Rohini Gupta is a Ph.D. student working in the Reed Research Group.
What is your area of research and why is it important?
Currently, my dissertation research is on reconstructing weather regimes in the Western U.S. In our work, we identify regional signals that dictate weather dynamics and then reconstruct those signals back in time using tree ring chronologies. This allows us to uncover weather dynamics back to the year 1400, which is important for us to be able to extend our understanding of natural variability in the weather system. The main goal with this work is to create weather scenarios that are informed by these reconstructions and then propagate them through water systems models developed for California to improve our understanding of how different stakeholders (reservoirs, farmers, irrigation districts, groundwater banks) will be affected by various weather scenarios and climate changes.
What inspired you to choose this field of study?
I grew up in a very rural area surrounded by forests and wildlife that has completely shaped my way of life including my field of study. From a very early age, I knew that I wanted to study environmental engineering and through a variety of research experiences in undergrad, I ended up in water resources. I really love this field because everyday I am pulling ideas and expertise from various fields: computer science, environmental engineering, systems engineering, atmospheric science, and policy. I am so happy to have ended up in a field where I can have an impact in understanding and addressing climate change.
Can you tell us a little bit about yourself?
Outside of research, I really enjoy music (both playing and listening). In Ithaca, I play guitar/mandolin/sing in an all PhD folk/bluegrass band called Nobody et al. with my fellow lab member Dave Gold and our friend Geoff Pleiss. While I have been working from home during the pandemic, my dad, sister and I have formed our own folk trio and usually put out a new cover every week. Lately, we’ve been doing a lot of Bob Dylan and the Grateful Dead. We grew up listening to a lot of this music and it has been so fun to actually play these songs and share our renditions with friends and family. In Ithaca, I also play soccer and teach a computing class at the Women’s Opportunity Center.
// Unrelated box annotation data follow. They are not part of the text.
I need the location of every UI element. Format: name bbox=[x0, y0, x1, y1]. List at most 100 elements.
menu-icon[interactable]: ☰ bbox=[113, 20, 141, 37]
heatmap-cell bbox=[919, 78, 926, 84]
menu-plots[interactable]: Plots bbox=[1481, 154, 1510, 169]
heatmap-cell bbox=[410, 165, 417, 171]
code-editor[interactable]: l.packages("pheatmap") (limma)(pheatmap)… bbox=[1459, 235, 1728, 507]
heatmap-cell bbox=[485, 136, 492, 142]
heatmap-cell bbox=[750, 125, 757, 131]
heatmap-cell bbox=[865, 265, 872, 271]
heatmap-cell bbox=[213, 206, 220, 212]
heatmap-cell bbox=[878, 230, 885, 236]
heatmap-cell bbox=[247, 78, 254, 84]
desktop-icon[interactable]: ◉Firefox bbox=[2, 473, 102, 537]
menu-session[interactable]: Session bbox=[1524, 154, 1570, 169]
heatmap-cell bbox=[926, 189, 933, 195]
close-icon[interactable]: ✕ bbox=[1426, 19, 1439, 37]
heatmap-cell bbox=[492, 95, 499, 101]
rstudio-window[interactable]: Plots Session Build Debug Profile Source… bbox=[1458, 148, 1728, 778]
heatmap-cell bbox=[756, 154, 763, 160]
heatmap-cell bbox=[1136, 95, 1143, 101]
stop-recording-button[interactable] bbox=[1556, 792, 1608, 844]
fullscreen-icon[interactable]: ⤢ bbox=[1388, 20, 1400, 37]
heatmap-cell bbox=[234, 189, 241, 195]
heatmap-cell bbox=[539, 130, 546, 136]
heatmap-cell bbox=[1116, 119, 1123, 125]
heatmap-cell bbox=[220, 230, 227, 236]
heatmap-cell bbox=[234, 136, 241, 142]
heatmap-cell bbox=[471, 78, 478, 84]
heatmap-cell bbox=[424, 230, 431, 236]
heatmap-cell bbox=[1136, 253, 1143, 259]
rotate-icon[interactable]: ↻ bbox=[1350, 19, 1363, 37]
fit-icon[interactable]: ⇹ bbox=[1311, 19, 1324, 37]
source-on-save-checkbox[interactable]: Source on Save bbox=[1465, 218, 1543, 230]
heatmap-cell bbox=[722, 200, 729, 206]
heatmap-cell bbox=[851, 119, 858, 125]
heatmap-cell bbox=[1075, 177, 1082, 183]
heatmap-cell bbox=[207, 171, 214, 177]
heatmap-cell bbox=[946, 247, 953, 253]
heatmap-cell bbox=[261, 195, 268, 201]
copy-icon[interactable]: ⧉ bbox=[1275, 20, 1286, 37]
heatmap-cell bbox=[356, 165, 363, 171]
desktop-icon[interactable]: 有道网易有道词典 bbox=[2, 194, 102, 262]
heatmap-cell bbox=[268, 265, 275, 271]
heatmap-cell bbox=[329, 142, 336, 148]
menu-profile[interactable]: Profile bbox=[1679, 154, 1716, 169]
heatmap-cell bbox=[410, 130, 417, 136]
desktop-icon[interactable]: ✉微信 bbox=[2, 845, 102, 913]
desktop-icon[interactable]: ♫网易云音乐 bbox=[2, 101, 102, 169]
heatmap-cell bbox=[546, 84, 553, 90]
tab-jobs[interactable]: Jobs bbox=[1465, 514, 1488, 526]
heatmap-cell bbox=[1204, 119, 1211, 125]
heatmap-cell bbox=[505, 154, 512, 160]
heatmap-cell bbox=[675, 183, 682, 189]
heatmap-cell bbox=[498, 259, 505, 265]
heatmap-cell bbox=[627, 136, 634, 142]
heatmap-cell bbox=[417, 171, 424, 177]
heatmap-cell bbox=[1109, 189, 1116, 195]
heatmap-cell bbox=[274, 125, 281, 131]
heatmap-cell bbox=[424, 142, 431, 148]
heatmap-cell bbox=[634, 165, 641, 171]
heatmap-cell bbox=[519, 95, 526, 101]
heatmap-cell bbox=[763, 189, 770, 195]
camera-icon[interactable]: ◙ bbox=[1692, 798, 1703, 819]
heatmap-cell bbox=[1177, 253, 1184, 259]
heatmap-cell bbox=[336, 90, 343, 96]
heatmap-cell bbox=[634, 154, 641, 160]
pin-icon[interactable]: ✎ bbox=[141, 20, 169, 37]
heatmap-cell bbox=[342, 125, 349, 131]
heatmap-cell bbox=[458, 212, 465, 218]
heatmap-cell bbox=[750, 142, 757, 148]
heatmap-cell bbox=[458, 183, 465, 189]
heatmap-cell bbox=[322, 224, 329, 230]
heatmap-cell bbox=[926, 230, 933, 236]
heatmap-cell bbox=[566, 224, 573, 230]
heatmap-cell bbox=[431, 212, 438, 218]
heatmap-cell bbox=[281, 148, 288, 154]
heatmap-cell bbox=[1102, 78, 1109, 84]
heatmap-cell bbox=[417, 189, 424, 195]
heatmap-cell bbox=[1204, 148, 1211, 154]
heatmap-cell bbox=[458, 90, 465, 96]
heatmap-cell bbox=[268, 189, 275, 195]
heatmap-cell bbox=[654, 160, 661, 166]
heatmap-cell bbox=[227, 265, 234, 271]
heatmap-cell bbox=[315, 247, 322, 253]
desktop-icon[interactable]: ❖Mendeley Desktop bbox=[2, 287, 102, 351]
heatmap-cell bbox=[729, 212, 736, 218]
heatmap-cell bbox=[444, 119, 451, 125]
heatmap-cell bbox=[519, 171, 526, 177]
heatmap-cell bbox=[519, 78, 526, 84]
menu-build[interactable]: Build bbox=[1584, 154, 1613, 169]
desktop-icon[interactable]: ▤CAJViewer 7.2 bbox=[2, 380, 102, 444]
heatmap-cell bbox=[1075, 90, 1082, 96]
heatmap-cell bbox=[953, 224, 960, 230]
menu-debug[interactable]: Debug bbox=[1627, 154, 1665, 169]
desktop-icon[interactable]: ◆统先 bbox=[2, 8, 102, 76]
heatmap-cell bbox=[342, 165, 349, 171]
Cornell has such a great CEE program and the research opportunities offered by my advisor aligned exactly with my interests. I have really enjoyed the wide variety of classes offered here and have met some wonderful professors. I also love Ithaca and there are so many amazing opportunities to get involved in volunteer work and other fun activities outside of school.
Tell us a fun fact about yourself.
During the pandemic, I started making earrings as a fun post-work activity. I started an Etsy shop where all the proceeds go to the Women's Center in my hometown. I was completely sold out and raised over $600 in a few days. The shop is empty now, but I will be restocking over Christmas break and will start another fundraiser! This was a great way to both pursue a new creative outlet for me and also to support an organization that has been incredibly important for providing assistance and shelter to women, men, and children. Definitely look for ways you can safely help out local organizations during this pandemic!